広島が唯一取材OKのワケは…厳戒態勢で練習

2020年04月22日 16時30分

 広島が“最後の砦”となっている。新型コロナウイルスの感染拡大を防ぐためチームは19日から「1勤1休制」を導入。2班に分かれた投手と野手は、さらに午前と午後に分かれ、1日交代で練習している。首脳陣も2人ずつ4班に固定され、極力選手との接触を少なくするなどかつてない厳戒態勢だ。

 そんな中、依然として12球団で唯一となる“取材可”の方針を貫いている。取材者は球場入り時の検温と消毒が義務付けられ、グラウンドでの練習見学はスタンド限定。選手、首脳陣への取材は帰り際の駐車場のみで、コーンとポールで仕切られたエリアで2メートル以上の距離を保つことが厳守となっている。取材する人数も1社1人までだ。

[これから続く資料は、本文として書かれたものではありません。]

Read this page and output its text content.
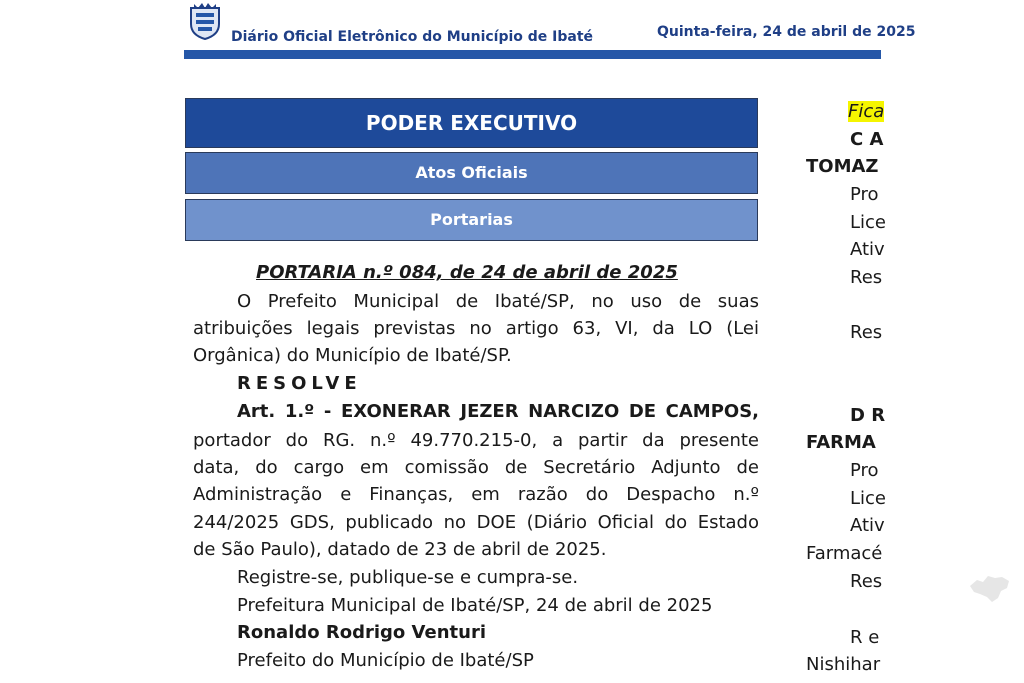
Diário Oficial Eletrônico do Município de Ibaté	Quinta-feira, 24 de abril de 2025
PODER EXECUTIVO
Atos Oficiais
Portarias
PORTARIA n.º 084, de 24 de abril de 2025
O Prefeito Municipal de Ibaté/SP, no uso de suas
atribuições legais previstas no artigo 63, VI, da LO (Lei
Orgânica) do Município de Ibaté/SP.
RESOLVE
Art. 1.º - EXONERAR JEZER NARCIZO DE CAMPOS,
portador do RG. n.º 49.770.215-0, a partir da presente
data, do cargo em comissão de Secretário Adjunto de
Administração e Finanças, em razão do Despacho n.º
244/2025 GDS, publicado no DOE (Diário Oficial do Estado
de São Paulo), datado de 23 de abril de 2025.
Registre-se, publique-se e cumpra-se.
Prefeitura Municipal de Ibaté/SP, 24 de abril de 2025
Ronaldo Rodrigo Venturi
Prefeito do Município de Ibaté/SP
Fica
C A
TOMAZ
Pro
Lice
Ativ
Res
Res
D R
FARMA
Pro
Lice
Ativ
Farmacé
Res
R e
Nishihar
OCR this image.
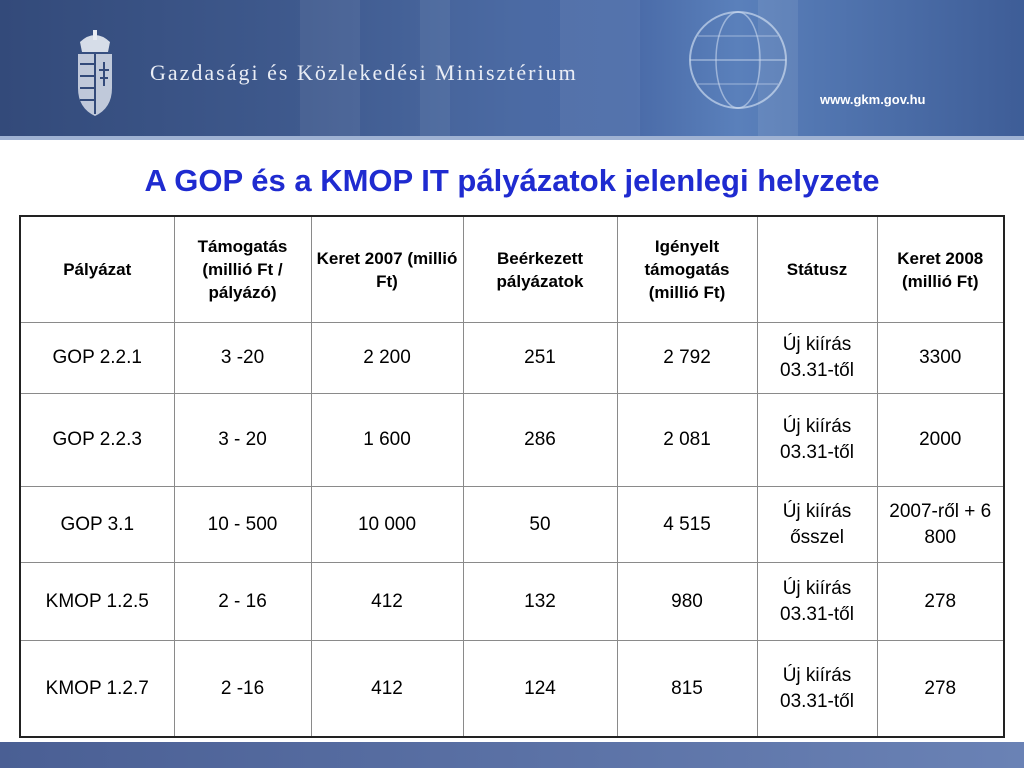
Gazdasági és Közlekedési Minisztérium
www.gkm.gov.hu
A GOP és a KMOP IT pályázatok jelenlegi helyzete
Pályázat	Támogatás (millió Ft / pályázó)	Keret 2007 (millió Ft)	Beérkezett pályázatok	Igényelt támogatás (millió Ft)	Státusz	Keret 2008 (millió Ft)
GOP 2.2.1	3 -20	2 200	251	2 792	Új kiírás 03.31-től	3300
GOP 2.2.3	3 - 20	1 600	286	2 081	Új kiírás 03.31-től	2000
GOP 3.1	10 - 500	10 000	50	4 515	Új kiírás ősszel	2007-ről + 6 800
KMOP 1.2.5	2 - 16	412	132	980	Új kiírás 03.31-től	278
KMOP 1.2.7	2 -16	412	124	815	Új kiírás 03.31-től	278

 他球団はオンライン取材や球団広報による情報配信などが主となっているが、広島が今でも報道陣の取材を許可するのは「(感染の)危険性をなくした上で、なるべく多くの広島ファンの方に選手がどうしているかを届けたい。コロナ関連のニュースばかりで暗くなりがちな中、少しでも気分を明るくする材料を提供したい」(球団幹部)との思いから。そうした球団方針にはナインからも「報道を通じて僕らの状況を知ってもらえるのはありがたい」と賛同の声が上がっている。

 他球団の所在地に比べて広島県内のコロナ感染者は少ない状況だとはいえ、あくまで感染防止が最優先。今後、県内の感染者が増加すればオンライン取材に切り替わる可能性もある。できる限りチームを支えるファンに“生情報”を発信するため、状況を慎重に見極めていくつもりだという。